Neste vaivém todo, nós “o povo”, com ou sem filiação político-partidária, experimentamos ciclicamente, promessas cuja materialização quase sempre se esbarra numa realidade cada vez mais asfixiante – como algumas vitórias de certos pleitos.
Por um lado, o desejo de ver mudanças na vida da sociedade, aliado a esperança e a fé quase inabalável de fazer desenvolver Moçambique, e por outro, a ideia e desejo de ver alguma alternância governativa, fazem com que se deposite o maior recurso enquanto eleitores (o voto) neste ou naquele candidato. E porque não há almoços grátis, os shows, marchas de campanha, almoços e jantares beneficentes, camisetes, bonés, capulanas, etc., têm um preço: cinco ou mais anos de (des) governo, de neocolonialismo nacional, de exploração do homem pelo homem, de empobrecimento programado e progressivo da sociedade, com a degradação do sistema de educação e destruição do sistema de saúde.
Assim caminharemos rumo a celebração dos cinquenta anos da nossa mítica noite na Machava – o 25 de Junho de 1975.
O nosso manifesto é político, social, económico e acima de tudo humanístico. É de simples compreensão, alcance e materialização. Não obedece a uma estrutura metodológica convencional e não apresenta pontos formais e estilísticos que os partidos políticos concebem depois de longas reuniões de discussão e deliberação. O nosso manifesto não apresenta páginas bonitas, mas espera que se possa traduzir em páginas bonitas para o presente e futuro do nosso país.

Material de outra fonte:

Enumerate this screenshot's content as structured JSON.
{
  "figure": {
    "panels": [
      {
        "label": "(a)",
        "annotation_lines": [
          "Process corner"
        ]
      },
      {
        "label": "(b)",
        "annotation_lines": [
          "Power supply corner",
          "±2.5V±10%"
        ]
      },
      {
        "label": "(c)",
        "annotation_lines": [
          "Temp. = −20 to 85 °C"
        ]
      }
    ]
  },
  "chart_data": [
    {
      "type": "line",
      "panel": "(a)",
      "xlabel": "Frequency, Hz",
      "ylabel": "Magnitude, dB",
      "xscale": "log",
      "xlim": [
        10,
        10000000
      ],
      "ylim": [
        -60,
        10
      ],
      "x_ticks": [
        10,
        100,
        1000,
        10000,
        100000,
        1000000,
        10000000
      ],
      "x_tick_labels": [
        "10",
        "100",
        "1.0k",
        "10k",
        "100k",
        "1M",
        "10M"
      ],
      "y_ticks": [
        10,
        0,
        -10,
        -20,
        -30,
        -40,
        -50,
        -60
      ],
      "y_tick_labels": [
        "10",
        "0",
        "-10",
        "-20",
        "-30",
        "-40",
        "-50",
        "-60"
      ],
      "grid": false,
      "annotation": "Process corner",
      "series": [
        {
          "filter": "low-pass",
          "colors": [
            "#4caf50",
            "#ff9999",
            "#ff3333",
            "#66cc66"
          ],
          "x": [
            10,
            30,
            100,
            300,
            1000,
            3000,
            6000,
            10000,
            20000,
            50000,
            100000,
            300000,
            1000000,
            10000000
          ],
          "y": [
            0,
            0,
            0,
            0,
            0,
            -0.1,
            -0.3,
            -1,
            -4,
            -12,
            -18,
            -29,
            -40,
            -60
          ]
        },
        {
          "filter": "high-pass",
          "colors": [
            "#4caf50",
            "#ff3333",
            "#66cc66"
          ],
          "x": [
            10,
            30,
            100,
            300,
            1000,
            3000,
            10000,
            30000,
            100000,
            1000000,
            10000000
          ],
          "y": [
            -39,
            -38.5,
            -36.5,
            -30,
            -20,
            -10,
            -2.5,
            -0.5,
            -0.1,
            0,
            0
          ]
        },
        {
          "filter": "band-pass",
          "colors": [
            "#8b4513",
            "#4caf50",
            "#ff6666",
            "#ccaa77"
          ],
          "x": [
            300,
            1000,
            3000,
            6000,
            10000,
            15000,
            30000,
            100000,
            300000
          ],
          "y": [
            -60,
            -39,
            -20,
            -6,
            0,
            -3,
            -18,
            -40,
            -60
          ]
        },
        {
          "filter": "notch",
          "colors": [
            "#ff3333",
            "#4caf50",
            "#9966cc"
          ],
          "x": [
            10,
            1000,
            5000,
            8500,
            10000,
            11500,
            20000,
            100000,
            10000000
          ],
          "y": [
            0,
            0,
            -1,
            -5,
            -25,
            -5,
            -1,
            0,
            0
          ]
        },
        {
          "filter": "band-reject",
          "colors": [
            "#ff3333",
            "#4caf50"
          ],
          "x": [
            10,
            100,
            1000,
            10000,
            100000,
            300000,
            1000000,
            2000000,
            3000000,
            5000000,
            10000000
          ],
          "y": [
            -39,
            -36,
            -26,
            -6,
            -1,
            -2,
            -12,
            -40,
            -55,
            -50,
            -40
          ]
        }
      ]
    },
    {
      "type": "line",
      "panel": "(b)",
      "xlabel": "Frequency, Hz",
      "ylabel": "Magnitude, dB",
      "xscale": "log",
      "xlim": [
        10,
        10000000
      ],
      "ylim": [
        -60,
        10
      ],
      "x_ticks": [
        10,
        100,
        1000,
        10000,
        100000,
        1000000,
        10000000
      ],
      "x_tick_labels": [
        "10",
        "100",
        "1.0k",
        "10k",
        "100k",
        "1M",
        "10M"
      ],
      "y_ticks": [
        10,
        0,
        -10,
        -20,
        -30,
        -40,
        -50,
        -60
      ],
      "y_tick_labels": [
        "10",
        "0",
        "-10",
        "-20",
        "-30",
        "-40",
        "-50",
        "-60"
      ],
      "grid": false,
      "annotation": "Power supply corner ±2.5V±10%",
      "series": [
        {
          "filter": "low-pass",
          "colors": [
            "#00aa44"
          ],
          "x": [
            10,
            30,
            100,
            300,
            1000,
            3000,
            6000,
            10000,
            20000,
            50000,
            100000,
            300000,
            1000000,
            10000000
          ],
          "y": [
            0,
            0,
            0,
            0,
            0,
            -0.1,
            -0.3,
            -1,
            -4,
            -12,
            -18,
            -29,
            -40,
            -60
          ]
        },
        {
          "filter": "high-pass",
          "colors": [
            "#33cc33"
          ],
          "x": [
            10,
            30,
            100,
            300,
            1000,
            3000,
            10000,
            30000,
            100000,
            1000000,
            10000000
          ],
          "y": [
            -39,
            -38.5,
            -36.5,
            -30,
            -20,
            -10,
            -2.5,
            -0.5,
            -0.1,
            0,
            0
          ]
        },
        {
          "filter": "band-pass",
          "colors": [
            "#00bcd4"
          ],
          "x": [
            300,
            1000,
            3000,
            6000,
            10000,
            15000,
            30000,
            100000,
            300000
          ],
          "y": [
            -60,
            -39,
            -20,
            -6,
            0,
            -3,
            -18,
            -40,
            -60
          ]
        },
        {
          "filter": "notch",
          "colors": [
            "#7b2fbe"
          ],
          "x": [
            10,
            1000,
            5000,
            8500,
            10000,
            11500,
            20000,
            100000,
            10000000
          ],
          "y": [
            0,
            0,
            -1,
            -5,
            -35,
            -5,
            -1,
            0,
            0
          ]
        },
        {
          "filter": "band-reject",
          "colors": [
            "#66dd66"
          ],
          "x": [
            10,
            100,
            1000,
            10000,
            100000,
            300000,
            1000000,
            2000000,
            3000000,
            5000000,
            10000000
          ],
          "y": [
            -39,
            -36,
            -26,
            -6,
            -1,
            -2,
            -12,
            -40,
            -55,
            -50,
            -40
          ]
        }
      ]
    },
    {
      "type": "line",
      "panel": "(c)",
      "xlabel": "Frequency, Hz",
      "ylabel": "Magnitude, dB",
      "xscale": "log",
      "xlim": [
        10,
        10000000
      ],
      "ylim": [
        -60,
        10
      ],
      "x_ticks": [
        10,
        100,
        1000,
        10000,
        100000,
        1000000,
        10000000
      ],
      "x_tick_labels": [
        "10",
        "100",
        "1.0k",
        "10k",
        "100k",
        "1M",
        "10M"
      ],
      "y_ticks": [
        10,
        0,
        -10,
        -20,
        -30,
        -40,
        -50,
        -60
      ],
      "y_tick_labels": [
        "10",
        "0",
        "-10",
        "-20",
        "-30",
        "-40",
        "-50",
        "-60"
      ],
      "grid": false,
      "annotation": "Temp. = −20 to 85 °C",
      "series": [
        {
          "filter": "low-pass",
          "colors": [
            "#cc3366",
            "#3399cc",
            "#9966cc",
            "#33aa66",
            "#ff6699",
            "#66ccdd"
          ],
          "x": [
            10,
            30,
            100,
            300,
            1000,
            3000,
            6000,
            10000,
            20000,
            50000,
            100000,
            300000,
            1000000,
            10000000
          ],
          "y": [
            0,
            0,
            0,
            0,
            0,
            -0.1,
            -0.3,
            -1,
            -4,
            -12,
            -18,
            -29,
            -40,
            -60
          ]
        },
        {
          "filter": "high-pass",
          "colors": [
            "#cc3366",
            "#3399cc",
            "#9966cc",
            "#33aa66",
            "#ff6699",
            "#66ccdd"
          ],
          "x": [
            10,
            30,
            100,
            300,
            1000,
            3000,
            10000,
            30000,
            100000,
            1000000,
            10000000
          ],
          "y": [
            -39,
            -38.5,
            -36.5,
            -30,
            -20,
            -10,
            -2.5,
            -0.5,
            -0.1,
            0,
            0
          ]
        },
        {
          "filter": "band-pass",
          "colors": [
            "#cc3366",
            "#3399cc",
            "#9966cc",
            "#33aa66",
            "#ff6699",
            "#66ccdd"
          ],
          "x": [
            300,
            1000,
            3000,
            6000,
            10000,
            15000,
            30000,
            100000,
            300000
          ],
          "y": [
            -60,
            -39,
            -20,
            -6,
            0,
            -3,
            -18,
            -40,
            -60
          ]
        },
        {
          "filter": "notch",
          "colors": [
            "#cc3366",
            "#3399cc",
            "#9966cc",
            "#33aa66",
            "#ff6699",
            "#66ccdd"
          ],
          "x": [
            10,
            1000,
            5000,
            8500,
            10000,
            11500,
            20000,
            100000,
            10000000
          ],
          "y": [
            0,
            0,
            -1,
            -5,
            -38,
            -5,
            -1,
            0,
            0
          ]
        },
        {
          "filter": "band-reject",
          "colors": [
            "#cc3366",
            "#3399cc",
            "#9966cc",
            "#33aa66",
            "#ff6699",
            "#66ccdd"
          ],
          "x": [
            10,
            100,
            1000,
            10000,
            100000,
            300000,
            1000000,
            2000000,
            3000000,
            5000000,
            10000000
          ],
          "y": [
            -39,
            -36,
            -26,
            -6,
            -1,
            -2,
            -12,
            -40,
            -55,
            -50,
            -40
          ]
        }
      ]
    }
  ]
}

Começamos por pedir mais empatia com povo – somos 33 milhões hoje, e amanhã seremos muito mais. Se os modelos governativos, as políticas públicas, leis e instrumentos de governação não levarem em consideração as demandas e as reais necessidades do povo, seremos uma eterna promessa enquanto país. Seremos uma página nos anais da história; um país lembrado como um exemplo perfeito da maldição de recursos, da má governação e da fraca ou inexistente vontade política. Talvez até a literatura futura irá catalogar-nos como um exemplo de despesismo e de produção de novos ricos num contexto extremamente pobre.
O nosso manifesto não pede promessas nem compromissos vazios; pede verdade e responsabilidade; pede que se pense no povo antes de tudo e que se leve o povo para o centro da reflexão. O nosso manifesto diz e acredita que, todos juntos podemos construir um Moçambique forte, próspero e seguro – Um Moçambique em que os seus filhos não sejam forçados a migrar por desgosto e por descontentamento causado pela ausência de oportunidades e pelas más condições criadas ao longo de décadas, por uma governação que tarda em acertar o relógio; Um Moçambique em que àqueles que optem por ficar, não fiquem por falta de alternativas, mas por um desejo de ser mais um braço entre os milhões e uma só força que nos vai ajudar a vencer todas as adversidades.
Não deixemos Moçambique transformado em um meme, numa caricatura e numa sátira.